After some recollection and attempts, the steps to reproduce the issue are as follows:

  1. Run kbcli playground init in KubeBlocks v0.8.
  2. Run kbcli cluster create xxxx.
  3. Upgrade kbcli to v0.9.
  4. Run kbcli kubeblocks upgrade in KubeBlocks v0.9 and the helm upgrade job times out and fails.
  5. Run helm uninstall kubeblocks.
  6. Run Delete cluster xxxx.
  7. Run helm install kubeblocks.
  8. The Cluster xxxx remained in the Deleting status.

Troubleshooting

Pinpoint the Issue

Based on past experience, when a Cluster fails to delete, it’s usually because some subordinate resources can’t be removed. Our community user also observed that both the Pod and the PVC were stuck in the Terminating status. Since the PVC cannot be deleted until the Pod it’s attached to is gone (due to the finalizer protection), the focus naturally shifted to why the Pod couldn't be deleted.

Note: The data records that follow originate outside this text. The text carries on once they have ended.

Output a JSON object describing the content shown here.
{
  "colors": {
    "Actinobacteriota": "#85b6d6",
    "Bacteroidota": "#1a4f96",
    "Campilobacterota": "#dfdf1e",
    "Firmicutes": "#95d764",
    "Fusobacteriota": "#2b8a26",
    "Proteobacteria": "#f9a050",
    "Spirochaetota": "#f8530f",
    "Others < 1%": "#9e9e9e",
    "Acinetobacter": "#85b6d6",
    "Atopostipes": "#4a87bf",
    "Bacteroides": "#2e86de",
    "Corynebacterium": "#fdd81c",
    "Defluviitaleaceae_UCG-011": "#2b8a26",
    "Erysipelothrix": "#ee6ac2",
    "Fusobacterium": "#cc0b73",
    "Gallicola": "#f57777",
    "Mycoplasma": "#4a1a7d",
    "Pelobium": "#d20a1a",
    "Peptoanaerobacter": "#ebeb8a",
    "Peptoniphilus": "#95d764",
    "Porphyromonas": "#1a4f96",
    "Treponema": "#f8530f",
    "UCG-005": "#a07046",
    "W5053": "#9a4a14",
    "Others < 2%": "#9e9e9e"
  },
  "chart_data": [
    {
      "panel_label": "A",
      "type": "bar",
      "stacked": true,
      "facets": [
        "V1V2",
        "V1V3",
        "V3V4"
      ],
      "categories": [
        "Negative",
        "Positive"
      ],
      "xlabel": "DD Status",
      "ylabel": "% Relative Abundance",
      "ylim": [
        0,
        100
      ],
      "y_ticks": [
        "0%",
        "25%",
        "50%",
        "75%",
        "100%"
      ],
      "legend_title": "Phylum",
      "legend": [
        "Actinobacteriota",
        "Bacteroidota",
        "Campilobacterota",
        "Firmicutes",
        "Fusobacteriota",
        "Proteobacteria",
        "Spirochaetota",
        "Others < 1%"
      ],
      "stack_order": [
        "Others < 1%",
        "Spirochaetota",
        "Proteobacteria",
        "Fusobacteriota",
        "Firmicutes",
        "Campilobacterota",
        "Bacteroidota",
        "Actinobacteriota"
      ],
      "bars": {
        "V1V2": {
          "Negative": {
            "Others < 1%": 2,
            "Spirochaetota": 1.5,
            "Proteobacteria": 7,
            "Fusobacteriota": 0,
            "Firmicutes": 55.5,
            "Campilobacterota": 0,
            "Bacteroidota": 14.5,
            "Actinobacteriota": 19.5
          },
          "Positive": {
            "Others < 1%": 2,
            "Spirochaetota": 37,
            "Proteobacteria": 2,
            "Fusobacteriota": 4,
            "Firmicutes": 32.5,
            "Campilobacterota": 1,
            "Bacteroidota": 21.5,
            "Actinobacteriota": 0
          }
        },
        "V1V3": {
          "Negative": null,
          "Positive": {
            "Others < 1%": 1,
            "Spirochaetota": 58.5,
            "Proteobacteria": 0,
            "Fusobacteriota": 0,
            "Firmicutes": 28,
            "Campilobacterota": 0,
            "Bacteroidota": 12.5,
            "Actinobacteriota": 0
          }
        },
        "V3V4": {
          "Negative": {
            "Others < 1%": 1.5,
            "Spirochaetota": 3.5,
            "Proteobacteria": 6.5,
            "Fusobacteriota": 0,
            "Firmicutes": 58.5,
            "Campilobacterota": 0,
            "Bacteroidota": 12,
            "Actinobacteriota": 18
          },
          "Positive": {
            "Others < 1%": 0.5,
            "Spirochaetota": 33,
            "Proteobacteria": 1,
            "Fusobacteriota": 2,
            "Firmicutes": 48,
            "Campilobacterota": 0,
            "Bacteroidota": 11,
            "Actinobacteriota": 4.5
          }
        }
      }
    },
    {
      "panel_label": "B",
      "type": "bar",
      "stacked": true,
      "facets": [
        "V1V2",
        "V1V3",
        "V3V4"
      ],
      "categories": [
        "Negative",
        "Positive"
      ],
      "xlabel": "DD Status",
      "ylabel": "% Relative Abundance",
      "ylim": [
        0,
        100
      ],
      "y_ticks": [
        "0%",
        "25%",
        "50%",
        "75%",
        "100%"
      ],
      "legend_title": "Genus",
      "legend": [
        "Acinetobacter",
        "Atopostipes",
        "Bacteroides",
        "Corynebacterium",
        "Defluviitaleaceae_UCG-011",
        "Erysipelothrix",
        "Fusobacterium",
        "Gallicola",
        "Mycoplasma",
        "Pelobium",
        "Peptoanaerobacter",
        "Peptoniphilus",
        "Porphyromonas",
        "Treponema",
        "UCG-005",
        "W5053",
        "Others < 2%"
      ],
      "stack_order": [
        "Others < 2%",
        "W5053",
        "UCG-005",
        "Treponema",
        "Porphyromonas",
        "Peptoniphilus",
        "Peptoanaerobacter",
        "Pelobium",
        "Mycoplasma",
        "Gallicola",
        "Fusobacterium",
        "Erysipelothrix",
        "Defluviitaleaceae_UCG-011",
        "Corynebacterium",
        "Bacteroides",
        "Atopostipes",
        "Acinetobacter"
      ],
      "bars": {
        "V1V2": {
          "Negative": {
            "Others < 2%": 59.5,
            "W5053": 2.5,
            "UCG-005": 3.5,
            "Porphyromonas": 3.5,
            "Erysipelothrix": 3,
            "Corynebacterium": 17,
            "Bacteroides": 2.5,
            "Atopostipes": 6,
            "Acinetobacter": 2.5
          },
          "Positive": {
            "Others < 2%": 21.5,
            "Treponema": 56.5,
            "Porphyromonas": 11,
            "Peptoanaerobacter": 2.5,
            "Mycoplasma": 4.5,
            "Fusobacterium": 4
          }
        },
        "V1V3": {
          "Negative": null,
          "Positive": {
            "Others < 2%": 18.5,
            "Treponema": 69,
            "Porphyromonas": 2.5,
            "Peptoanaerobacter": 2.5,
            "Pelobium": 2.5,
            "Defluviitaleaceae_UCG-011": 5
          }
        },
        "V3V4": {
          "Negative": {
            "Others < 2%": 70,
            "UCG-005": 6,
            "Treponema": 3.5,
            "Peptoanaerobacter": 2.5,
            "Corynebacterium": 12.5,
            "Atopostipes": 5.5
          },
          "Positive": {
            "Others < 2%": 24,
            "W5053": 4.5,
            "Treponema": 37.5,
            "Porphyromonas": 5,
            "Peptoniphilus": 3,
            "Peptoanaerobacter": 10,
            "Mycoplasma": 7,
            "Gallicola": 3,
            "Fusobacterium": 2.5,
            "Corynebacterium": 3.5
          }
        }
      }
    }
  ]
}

First, let’s examine the YAML file of the Pod object. According to the official K8s documentation on the Pod termination process, we filtered out the fields related to Pod termination: The relevant fields are still quite a bit to sift through, but we need to analyze each field systematically. Fortunately, this analysis goes quickly:

  1. deletionTimestamp is set.
  2. finalizer is empty.
  3. It has exceeded terminationGracePeriodSeconds (set to 30 seconds).
  4. All containers have been terminated.
  5. Two containers exited with non-zero codes: 137 and 143. According to the K8s documentation, at this point, the kubelet should update the pod phase to Failed, but it still shows as Running.

It seems the kubelet’s current behavior doesn’t align with the documentation, so let’s dig into the kubelet logs to see what happened.

Kubelet Logs

Once again, we’re faced with a lengthy log file, but luckily, the error message appears near the end:

It seems that while the kubelet was attempting to unmount the data volume, it encountered an error because it couldn’t find the corresponding Hostpath CSI Driver. After some checking, we confirmed that the Hostpath CSI Driver had indeed been removed during one of the earlier steps. So, we quickly reinstalled it.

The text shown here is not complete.